Segundo Treki, é injusto que as decisões tomadas pelo maior fórum das Nações Unidas não sejam de cumprimento obrigatório, como ocorre com as deliberações do Conselho de Segurança, formado por apenas 15 membros e somente cinco deles permanentes. Se quisermos que a ONU não esteja na periferia dos principais desafios da atualidade é preciso melhorar seus métodos de trabalho e reforçar sua autoridade à máxima potência, em linha com a Carta da organização. E só com uma Assembleia-Geral forte, a organização poderá desempenhar seu papel, disse o ex-presidente do organismo, que completou seu mandato na última segunda-feira.
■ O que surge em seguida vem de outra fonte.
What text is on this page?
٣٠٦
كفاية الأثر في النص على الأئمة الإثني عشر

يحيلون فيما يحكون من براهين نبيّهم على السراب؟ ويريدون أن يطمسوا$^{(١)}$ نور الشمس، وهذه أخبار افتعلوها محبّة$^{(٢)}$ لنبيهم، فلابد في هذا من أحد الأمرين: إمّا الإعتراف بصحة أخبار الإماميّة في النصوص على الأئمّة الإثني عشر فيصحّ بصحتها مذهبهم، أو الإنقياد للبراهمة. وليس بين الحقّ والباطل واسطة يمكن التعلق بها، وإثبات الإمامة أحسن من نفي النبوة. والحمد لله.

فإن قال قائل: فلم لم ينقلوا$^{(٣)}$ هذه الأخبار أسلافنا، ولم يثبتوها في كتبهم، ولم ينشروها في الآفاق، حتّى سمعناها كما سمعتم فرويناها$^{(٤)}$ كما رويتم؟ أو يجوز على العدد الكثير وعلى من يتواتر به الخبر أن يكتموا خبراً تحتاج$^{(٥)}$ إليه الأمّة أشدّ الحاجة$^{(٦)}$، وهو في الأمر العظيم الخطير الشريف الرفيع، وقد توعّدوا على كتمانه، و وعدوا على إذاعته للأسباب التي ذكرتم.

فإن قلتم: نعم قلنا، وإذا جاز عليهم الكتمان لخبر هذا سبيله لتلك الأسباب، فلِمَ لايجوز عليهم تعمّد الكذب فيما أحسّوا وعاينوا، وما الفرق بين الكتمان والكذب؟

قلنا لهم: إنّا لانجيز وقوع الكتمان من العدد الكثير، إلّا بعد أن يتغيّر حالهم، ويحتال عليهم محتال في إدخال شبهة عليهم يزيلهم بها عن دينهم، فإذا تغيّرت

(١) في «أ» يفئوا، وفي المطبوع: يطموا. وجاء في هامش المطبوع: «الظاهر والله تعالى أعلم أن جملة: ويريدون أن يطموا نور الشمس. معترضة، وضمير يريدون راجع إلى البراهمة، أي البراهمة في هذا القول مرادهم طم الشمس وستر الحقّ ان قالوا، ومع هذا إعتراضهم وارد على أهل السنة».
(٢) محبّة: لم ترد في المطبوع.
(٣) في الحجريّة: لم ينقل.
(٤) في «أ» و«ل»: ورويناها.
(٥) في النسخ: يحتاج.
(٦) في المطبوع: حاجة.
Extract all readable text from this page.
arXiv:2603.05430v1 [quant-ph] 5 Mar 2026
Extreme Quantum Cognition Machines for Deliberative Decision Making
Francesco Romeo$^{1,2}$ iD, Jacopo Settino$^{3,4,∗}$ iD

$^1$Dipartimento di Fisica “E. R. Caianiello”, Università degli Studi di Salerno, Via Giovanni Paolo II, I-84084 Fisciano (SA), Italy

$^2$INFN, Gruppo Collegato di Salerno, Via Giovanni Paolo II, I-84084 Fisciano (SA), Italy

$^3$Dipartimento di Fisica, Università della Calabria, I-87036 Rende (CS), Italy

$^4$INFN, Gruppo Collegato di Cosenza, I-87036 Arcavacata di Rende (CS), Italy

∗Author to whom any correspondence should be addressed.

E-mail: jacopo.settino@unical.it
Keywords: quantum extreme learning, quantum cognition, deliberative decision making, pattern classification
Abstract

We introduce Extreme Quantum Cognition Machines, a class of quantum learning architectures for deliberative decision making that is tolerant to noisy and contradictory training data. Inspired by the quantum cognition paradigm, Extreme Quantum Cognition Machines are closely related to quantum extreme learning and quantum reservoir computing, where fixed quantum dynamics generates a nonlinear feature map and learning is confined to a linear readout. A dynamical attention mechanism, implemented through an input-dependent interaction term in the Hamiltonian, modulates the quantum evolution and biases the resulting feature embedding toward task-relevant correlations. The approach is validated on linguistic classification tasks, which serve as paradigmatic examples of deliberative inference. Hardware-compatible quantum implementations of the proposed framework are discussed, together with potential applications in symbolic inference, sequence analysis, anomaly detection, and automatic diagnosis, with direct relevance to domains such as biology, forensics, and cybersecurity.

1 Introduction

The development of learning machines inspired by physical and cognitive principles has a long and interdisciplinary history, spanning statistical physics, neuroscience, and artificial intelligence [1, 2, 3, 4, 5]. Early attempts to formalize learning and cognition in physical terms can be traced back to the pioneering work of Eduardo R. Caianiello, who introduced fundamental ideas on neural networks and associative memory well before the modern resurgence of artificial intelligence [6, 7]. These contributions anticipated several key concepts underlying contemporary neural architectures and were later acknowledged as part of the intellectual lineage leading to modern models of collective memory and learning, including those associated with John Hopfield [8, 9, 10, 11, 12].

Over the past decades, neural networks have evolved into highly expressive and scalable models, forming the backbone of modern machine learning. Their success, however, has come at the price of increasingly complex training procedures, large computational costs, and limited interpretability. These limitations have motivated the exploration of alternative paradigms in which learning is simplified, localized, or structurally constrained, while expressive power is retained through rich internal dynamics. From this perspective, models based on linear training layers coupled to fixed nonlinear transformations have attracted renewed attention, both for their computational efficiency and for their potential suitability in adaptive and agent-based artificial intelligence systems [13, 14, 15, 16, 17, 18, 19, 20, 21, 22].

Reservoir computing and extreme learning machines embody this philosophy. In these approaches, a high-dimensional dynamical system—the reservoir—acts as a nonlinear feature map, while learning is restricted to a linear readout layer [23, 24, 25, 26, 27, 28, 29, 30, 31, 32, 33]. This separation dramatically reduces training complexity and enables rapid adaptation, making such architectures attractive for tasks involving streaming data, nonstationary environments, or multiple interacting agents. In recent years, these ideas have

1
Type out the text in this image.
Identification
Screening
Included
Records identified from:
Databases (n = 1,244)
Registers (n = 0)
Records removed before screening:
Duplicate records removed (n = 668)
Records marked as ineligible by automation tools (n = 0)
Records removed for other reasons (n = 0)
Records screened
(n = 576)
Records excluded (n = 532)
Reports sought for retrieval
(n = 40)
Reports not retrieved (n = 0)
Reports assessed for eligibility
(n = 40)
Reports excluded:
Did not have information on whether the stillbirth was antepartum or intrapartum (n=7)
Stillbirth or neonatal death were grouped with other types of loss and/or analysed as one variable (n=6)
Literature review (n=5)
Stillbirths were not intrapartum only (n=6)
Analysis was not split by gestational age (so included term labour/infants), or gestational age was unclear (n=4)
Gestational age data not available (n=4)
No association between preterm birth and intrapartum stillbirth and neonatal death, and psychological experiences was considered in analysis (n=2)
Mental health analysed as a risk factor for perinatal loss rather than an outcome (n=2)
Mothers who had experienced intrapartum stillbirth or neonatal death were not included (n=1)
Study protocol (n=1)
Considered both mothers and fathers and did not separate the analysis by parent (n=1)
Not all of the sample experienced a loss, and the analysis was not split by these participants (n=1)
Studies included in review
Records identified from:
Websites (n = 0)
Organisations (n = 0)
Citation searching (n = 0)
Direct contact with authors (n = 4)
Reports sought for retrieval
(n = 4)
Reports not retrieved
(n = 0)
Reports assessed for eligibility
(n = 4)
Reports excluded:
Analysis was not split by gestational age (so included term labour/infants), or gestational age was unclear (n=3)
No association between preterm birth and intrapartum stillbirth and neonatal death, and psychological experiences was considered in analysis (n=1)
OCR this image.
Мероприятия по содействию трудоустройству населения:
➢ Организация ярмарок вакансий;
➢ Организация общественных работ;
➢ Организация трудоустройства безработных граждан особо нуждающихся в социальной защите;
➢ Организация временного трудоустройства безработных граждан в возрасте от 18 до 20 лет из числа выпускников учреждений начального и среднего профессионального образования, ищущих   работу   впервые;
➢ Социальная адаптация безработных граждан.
O Brasil, representado pela primeira vez no encontro anual da Assembleia pelo chanceler Celso Amorim, também manterá a tradição de clamar pela urgência na reforma da estrutura do Conselho de Segurança, no qual o país almeja um assento permanente. No ano passado, Lula pediu, em seu discurso, uma ONU suficientemente representativa para enfrentar as ameaças à paz mundial, por meio de um Conselho de Segurança renovado, aberto a novos membros permanentes. E, segundo fontes no Itamaraty, o sentimento de insatisfação demonstrado pelo Brasil é compartilhado por vários outros países-membros.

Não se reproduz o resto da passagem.